For these cases, we were testing decades old casework to identify any missing biometric information to help prove wrongful conviction and actual innocence of convicted offenders. As a part of that role, I was allowed to attend an Innocence Network conference where I met some of the men and women the organization has helped free from prison. Their stories of wrongful conviction, serving life sentences or being put on death row for crimes they didn’t commit, and seeing the positivity that shone through the darkness was one of the most awe-inspiring moments of my career.

I have since moved on to tackle a different area of the forensics community, but I think this job really depicts the power that the field of forensic science holds to make change within the community. Whether public or private, forensic labs work to find truth through science and that’s one of the most powerful tools available to make communities safer places to live.”

Finally, I asked if Elena had any advice for current STEAM students or students who are considering a STEAM field.

“I’ve received some great advice over the years from mentors and friends which has massively impacted the way I approach my work and my life.

  1. “Stay open to opportunities and be flexible”- A graduate advisor once told me that its great to have a 5 year or 10 year plan, but if they’re too rigid, you’ll miss opportunities that you never could have anticipated. That is how I ended up at Bode and with my current job. These are jobs I didn’t think were available and had stumbled upon the opportunity by accident.
  2. “Figure out your ‘Why’ and take opportunities that help you maintain a sense of why while pursuing your goals”- If you really examine the things that you love to do and the things that bring you joy, normally you’ll find a common theme.

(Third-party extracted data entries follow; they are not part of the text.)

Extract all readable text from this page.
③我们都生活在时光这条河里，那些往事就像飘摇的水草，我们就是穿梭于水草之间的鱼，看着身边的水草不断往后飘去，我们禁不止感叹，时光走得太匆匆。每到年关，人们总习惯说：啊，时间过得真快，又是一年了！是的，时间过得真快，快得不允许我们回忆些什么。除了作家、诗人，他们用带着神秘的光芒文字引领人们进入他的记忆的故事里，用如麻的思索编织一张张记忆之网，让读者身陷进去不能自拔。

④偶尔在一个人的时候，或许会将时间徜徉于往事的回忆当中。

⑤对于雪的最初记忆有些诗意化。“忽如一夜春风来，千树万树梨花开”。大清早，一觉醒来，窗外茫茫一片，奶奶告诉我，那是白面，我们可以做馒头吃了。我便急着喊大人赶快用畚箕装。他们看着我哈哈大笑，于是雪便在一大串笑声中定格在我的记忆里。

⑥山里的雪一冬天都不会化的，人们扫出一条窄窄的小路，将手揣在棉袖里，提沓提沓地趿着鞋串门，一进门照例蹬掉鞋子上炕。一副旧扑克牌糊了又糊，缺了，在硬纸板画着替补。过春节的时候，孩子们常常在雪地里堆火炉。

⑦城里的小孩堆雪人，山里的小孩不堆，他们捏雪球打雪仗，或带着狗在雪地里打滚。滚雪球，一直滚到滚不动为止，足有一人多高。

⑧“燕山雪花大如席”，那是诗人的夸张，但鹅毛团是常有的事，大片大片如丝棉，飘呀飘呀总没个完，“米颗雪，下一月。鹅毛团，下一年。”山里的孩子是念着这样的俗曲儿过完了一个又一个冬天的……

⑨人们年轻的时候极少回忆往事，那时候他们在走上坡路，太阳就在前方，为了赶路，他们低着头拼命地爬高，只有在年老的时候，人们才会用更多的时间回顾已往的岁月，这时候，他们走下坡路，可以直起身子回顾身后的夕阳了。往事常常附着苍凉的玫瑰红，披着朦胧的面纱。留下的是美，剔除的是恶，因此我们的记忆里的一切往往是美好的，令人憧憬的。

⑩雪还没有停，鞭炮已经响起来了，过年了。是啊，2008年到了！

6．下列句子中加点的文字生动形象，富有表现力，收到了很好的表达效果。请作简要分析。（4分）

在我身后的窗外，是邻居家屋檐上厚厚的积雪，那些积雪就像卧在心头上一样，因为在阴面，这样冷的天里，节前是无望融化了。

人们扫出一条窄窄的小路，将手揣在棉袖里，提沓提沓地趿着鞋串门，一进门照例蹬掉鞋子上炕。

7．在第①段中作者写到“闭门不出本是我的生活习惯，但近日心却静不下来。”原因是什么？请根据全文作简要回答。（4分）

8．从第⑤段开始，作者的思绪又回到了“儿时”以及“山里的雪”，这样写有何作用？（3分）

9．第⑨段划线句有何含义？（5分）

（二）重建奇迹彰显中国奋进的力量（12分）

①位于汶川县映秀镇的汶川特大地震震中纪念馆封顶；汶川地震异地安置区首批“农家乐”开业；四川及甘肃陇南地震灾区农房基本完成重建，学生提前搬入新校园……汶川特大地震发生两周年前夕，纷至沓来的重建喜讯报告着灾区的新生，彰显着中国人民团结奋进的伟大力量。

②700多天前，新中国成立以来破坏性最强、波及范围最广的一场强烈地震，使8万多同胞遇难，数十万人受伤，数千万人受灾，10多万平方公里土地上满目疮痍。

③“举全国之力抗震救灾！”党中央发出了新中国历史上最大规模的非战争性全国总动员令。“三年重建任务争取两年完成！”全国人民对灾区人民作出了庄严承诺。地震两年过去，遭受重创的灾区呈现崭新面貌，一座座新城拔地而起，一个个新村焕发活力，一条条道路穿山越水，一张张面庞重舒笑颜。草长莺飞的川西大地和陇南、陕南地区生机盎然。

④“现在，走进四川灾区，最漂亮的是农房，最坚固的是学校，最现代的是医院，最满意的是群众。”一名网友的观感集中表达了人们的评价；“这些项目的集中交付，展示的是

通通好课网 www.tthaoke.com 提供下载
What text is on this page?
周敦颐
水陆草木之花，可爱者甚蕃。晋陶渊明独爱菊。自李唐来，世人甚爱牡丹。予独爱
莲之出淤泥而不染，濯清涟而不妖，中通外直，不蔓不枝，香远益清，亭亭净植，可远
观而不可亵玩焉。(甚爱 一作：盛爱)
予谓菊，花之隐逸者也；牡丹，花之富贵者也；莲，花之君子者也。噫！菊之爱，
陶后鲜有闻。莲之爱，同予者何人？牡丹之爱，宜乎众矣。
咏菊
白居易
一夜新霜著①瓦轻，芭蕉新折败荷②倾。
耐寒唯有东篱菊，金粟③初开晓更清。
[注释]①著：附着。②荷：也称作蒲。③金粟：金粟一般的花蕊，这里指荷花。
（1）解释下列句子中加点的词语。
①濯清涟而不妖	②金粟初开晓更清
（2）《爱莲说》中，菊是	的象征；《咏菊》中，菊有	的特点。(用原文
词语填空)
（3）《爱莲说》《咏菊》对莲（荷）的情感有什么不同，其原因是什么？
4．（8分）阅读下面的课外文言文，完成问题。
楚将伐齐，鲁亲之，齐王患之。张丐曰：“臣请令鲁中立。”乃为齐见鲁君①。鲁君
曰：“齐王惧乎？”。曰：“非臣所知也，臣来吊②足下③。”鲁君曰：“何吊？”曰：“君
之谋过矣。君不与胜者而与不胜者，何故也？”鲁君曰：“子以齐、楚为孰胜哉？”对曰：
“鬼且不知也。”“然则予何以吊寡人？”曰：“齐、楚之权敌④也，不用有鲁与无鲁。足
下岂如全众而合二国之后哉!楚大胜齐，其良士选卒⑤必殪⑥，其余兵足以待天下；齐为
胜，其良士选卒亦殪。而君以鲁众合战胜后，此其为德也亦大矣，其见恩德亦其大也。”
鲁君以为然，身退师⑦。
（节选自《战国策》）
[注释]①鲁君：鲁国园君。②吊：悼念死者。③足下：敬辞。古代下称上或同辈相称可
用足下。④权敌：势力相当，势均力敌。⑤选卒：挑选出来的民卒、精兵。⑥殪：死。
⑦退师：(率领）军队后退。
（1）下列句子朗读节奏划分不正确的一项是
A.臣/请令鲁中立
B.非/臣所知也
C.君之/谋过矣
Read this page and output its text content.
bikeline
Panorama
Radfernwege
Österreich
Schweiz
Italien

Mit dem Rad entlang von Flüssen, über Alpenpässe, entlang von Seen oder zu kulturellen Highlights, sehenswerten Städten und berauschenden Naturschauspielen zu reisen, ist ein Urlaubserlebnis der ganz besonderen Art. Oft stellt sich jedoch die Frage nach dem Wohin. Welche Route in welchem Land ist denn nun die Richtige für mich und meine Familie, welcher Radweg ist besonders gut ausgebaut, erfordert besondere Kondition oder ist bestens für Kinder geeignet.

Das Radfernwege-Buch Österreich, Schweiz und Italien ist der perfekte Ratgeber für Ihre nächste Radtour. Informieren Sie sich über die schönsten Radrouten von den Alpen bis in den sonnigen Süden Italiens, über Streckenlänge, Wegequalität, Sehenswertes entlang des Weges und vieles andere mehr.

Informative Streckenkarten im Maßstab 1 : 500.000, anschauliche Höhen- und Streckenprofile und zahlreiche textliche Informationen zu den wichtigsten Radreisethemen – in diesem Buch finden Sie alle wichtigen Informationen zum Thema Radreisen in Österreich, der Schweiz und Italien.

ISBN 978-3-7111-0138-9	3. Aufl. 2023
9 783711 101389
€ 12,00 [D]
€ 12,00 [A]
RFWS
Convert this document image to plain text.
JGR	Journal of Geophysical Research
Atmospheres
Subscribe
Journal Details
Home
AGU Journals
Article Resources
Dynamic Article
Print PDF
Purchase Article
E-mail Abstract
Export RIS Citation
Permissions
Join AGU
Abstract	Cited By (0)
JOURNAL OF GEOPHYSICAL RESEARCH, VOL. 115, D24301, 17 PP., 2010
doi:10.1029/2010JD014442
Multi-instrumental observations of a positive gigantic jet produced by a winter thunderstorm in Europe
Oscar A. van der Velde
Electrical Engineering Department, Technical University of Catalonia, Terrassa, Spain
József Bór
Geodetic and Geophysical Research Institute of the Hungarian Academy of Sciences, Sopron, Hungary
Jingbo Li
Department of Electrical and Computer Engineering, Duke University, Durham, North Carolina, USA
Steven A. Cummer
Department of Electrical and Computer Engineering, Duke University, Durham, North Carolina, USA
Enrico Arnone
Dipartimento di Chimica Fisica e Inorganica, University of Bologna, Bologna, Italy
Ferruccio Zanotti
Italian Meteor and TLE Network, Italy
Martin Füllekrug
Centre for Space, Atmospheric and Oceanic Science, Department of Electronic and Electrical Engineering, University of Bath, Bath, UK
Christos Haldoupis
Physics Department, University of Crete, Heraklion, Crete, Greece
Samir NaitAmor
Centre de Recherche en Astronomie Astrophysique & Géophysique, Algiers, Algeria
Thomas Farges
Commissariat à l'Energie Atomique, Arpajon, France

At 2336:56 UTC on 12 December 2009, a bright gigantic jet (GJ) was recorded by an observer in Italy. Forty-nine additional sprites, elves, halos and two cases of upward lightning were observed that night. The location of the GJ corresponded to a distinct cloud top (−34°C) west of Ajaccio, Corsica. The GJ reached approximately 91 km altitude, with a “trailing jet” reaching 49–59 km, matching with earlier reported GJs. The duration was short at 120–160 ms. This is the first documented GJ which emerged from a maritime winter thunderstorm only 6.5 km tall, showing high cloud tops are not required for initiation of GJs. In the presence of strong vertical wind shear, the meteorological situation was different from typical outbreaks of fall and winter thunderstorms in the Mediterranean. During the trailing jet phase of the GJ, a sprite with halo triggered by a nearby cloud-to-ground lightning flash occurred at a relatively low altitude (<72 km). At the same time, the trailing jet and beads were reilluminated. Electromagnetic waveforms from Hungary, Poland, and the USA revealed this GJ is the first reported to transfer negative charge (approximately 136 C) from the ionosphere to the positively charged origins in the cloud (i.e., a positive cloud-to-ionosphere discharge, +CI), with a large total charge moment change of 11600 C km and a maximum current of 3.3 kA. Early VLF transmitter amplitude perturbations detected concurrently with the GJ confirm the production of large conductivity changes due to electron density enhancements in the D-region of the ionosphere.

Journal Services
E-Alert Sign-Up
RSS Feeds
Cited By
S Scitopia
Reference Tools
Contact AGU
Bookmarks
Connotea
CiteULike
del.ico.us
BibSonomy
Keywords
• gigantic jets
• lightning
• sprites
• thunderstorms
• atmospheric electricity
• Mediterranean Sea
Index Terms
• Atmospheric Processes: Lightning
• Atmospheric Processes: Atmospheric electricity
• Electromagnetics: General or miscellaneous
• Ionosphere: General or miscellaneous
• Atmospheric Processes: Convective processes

This is your “Why”. Simon Sinek does a much better job of explaining this than I do, so Ill simply suggest reading his book- Start With Why.
  3. “Don’t be afraid to step outside your comfort zone.” I was once told comfort is a slow death, prefer the pain of growth and I have tried to carry that through my career in a way that I’m pushed to do more than what I think I’m capable of.”

I think students, and even those who have careers, in all fields can benefit from following Elena’s advice. Getting to learn a little bit more about Elena was truly inspiring for me and hopefully for you as well. She worked hard in school and in life and it all worked out for her. She was flexible in her future opportunities, decided to try out a career that she didn’t necessarily plan for, and ended up loving it which is so encouraging. Thank you to Elena for sharing all of this with us, it was a pleasure.